Told my 65 year old coworker (a good buddy) that I use one. He was shy, but actually really curious about. I try and normalize this shit with guys his age, you'd be surprised how many of them get a little curious but are too afraid to admit it.
My husband has a couple of them we bought together and Use together. It's a fun way to spice things up
Husband and I were discussing this last night. He’s never had a flesh light, I’ve never had a dildo, we both go “why not just get eachother one?” I’m totally good with men and sex toys, there’s absolutely nothing wrong with it.
Sorry a bit off topic but your comment reminded me of a dumb joke: you should always get toys because if sometime you are both in the mood but pressed for time, no worries you can just stick the dildo inside the fleshlight and hey presto, go about your day as normal
That reminds me of this Oglaf comic [NSFW]
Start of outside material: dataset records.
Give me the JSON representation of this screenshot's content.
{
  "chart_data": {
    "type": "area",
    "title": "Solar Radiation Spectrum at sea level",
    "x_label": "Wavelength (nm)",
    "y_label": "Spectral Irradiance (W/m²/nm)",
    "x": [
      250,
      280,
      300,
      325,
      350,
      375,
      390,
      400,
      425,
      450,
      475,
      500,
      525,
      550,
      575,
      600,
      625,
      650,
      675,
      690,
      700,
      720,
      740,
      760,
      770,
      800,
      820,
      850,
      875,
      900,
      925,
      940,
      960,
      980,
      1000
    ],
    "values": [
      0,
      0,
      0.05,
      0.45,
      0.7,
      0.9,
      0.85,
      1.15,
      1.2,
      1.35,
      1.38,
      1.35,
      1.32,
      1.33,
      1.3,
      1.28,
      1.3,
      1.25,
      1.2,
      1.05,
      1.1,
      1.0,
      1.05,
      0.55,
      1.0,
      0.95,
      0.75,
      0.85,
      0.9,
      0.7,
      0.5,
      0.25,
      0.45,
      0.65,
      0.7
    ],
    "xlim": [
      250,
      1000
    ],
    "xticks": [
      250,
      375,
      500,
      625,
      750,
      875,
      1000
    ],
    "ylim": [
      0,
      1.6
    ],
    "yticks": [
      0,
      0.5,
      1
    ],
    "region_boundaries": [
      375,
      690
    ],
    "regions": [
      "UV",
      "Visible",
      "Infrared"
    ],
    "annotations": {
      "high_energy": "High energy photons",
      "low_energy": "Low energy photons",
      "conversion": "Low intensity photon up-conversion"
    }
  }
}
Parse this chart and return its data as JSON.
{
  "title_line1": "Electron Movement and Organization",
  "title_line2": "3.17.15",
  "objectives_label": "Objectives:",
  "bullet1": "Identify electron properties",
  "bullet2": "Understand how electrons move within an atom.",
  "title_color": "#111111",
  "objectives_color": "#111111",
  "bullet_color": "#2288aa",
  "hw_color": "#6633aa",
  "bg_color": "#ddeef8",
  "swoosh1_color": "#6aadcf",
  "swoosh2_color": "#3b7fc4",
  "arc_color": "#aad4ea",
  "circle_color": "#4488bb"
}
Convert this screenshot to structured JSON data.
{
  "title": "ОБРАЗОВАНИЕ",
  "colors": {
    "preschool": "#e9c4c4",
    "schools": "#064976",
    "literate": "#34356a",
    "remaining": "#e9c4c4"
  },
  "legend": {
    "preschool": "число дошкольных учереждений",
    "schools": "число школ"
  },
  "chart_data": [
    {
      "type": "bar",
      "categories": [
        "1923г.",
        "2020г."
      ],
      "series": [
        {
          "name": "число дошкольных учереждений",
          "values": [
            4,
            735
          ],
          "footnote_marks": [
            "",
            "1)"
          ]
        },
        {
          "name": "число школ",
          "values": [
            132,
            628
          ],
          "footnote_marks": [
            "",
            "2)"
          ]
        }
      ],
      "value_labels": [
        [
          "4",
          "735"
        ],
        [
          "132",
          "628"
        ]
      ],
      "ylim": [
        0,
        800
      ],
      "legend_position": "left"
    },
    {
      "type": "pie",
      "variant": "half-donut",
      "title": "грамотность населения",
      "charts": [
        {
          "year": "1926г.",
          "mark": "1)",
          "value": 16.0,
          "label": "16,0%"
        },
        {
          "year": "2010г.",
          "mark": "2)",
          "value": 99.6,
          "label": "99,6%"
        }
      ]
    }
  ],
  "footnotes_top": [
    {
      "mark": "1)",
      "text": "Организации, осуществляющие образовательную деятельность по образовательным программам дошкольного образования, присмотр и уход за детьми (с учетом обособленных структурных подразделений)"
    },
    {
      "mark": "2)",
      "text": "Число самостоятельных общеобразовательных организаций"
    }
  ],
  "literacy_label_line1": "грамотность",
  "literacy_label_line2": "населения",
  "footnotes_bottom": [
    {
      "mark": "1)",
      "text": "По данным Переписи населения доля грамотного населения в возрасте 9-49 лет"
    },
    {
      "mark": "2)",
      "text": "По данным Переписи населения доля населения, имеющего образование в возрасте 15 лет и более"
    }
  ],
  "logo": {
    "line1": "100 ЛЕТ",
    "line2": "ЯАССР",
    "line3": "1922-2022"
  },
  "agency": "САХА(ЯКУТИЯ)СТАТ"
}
Sounds like a pretty solid marketing strategy. OP works for fleshlight
My girlfriend has many toys, but when if I mention getting a flashlight she protest it hard. I don't even want one, I just want her to see the hypocrisy in it.
Yeah lmao kinda weird
> if I mention getting a flashlight she protest it hard.
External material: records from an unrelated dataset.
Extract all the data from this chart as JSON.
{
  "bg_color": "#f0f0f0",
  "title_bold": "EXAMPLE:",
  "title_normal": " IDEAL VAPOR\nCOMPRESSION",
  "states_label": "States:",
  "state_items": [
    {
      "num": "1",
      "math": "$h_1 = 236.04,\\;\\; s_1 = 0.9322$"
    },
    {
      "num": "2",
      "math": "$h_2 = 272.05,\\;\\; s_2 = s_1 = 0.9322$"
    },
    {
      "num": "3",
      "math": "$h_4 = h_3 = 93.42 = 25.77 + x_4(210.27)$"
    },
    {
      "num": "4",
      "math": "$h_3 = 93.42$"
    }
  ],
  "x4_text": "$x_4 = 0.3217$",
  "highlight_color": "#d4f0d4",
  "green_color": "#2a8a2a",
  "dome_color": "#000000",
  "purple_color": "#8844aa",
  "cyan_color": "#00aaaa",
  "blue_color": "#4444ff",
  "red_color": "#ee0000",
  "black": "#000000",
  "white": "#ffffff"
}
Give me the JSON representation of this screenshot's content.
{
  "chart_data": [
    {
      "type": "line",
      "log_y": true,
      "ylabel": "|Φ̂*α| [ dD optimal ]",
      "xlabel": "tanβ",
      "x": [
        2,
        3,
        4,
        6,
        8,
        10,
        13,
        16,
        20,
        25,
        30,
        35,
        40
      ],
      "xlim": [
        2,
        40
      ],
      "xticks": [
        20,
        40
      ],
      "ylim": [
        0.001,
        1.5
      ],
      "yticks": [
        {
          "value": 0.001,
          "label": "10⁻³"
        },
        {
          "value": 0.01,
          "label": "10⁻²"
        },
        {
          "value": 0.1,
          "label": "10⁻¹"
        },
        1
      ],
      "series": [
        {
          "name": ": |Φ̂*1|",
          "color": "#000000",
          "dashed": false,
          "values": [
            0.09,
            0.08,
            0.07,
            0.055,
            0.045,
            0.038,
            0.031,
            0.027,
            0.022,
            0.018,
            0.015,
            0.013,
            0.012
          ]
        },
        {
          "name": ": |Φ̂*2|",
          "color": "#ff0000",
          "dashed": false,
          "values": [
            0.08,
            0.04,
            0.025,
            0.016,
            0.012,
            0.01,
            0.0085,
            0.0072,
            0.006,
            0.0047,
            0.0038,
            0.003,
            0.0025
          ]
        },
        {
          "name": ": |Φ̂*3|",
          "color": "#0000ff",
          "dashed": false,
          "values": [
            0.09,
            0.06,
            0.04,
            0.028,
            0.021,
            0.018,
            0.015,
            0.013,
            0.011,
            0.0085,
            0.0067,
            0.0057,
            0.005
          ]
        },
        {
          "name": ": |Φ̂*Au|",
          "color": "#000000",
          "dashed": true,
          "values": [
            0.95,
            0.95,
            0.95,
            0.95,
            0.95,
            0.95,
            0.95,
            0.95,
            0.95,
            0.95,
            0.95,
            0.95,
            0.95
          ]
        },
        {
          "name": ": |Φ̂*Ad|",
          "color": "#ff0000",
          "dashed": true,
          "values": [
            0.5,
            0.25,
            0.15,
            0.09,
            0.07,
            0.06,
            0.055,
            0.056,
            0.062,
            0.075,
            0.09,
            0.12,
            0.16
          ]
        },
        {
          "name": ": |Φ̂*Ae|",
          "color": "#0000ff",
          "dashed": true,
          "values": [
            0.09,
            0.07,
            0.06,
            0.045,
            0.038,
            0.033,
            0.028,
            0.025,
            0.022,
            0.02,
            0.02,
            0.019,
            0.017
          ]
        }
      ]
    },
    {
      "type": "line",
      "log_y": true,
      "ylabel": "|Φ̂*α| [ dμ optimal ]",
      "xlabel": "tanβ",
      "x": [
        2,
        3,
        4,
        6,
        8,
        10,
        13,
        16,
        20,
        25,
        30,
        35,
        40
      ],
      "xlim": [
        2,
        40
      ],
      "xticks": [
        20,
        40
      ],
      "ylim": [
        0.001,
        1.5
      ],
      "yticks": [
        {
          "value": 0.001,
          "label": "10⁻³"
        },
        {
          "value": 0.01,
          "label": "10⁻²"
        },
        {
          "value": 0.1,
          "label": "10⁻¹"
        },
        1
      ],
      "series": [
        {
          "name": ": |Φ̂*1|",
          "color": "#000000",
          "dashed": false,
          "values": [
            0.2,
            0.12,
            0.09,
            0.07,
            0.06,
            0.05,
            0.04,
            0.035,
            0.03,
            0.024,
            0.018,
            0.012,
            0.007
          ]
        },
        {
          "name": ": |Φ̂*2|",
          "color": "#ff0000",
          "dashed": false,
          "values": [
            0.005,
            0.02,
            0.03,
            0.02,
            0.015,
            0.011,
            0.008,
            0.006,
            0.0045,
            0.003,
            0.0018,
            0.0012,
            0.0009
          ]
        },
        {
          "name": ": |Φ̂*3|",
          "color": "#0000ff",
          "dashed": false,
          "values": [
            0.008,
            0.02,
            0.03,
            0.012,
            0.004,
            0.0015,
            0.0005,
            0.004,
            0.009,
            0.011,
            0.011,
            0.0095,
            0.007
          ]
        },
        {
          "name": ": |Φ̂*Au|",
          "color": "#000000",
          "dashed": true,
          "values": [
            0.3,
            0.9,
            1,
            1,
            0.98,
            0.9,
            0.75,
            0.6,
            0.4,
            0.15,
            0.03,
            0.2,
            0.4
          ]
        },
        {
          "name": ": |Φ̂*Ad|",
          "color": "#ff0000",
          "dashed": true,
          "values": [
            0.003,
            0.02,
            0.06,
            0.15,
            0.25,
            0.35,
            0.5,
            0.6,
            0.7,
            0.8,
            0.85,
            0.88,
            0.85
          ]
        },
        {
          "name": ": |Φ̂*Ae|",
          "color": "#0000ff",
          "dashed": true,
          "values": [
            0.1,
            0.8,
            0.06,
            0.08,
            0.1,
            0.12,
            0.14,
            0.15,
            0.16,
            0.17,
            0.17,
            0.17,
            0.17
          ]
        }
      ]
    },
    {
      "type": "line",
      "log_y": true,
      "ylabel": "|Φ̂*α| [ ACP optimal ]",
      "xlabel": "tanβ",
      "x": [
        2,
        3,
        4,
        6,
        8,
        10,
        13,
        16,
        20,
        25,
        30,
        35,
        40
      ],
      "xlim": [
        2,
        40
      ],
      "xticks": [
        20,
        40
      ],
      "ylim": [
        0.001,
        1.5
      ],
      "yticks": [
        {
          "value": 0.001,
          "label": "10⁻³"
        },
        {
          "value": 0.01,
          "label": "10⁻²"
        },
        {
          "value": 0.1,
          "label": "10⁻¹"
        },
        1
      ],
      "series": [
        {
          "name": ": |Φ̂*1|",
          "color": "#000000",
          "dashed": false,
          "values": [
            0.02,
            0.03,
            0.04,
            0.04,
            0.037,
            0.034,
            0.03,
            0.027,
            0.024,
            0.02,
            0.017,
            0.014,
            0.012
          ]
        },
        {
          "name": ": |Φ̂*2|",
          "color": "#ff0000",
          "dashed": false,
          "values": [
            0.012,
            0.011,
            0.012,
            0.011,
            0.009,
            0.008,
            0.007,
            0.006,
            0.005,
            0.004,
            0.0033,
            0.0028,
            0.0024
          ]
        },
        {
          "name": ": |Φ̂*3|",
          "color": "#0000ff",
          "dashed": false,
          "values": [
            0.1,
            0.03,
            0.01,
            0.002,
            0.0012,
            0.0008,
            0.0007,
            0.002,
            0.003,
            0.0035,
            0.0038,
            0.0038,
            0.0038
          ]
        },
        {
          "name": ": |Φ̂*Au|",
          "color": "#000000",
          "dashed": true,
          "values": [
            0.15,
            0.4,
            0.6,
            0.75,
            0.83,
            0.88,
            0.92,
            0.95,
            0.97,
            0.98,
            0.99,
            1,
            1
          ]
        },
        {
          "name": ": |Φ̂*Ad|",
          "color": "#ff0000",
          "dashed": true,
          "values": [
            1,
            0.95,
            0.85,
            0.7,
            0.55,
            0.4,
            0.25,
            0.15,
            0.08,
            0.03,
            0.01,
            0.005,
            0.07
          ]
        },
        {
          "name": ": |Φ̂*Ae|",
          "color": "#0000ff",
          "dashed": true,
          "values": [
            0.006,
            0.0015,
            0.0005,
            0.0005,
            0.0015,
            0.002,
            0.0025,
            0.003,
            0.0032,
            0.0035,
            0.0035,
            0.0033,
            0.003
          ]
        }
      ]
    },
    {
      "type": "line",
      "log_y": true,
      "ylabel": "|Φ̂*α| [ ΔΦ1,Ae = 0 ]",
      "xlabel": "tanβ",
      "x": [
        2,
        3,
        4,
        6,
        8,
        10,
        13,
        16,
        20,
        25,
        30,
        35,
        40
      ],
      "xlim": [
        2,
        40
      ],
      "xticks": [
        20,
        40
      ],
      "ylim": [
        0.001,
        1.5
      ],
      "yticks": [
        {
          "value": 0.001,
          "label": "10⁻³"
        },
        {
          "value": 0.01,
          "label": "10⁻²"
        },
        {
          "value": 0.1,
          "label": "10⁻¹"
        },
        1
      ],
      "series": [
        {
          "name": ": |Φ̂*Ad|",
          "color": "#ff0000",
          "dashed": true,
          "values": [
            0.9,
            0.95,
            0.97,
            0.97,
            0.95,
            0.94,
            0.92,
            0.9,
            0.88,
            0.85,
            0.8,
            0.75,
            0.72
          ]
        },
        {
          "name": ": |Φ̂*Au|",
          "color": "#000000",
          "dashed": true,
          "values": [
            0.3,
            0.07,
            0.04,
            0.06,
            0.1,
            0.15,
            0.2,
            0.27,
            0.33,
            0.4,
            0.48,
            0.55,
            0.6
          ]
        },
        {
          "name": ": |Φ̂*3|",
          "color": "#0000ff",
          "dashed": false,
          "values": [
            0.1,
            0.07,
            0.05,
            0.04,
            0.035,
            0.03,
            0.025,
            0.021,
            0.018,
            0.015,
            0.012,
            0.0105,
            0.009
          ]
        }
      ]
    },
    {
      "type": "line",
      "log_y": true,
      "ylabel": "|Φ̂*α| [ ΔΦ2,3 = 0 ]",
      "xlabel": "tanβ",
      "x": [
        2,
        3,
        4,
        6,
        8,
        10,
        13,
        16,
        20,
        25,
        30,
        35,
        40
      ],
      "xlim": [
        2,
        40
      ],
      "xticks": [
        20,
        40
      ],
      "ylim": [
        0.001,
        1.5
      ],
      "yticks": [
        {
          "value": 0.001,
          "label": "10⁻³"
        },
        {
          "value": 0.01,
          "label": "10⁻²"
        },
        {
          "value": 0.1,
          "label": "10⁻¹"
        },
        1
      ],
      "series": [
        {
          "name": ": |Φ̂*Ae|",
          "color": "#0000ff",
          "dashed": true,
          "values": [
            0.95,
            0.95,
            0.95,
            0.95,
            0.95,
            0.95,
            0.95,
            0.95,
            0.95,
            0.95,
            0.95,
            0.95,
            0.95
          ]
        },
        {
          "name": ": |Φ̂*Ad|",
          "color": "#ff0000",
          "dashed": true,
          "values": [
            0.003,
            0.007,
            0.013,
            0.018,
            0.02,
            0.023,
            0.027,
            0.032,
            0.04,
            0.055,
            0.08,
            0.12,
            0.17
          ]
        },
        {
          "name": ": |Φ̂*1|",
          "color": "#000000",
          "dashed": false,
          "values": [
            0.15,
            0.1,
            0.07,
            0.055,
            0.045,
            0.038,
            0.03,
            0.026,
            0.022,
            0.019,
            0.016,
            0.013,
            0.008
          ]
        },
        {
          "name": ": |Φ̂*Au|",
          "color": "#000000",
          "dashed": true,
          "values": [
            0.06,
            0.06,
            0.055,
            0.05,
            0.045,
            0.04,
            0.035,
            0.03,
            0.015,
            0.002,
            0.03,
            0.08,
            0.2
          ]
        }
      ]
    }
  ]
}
Well you probably already have a torch on your smartphone....
Maybe she’s against him putting such a harshly shaped object up his butt and would rather he bought something rounded.
I'd just buy one. Why not? "Hey, you have those many types, I just want this one, just one, I'm allowed to have toys too." Then watch her trying to justify her hypocritic stance.
Yeah I mentioned it to my gf and she was excited to use it on me. You don't have to use it by yourself.
Buy one and chase her around the house with it to assert dominance.
Well, use the same argument women use against men: "You're just upset because you feel insecure!"
I'm personally proud of my fuckmaster 69.
got one a few months ago. um. fuck yeh. never looking back lol :D
Totally thought this said flashlight and I was really confused as to why that was weird.
Maybe I'm the odd one out here, but I'm a woman who thinks there's nothing wrong with owning a sex toy, regardless of gender. Maybe it's a bit much in my opinion to spend like $5,000 on a super realistic sex doll, but only because I don't personally see the appeal of such an item for the price, go figure? But if that's what you like, it really doesn't concern anyone but you and maybe your partner. If you want to have a purely sexual object in your life, go out and buy a literal sexual object. It's SO much better than treating real people like that.
Sir. Just order the fleshlight, I know it's in your basket.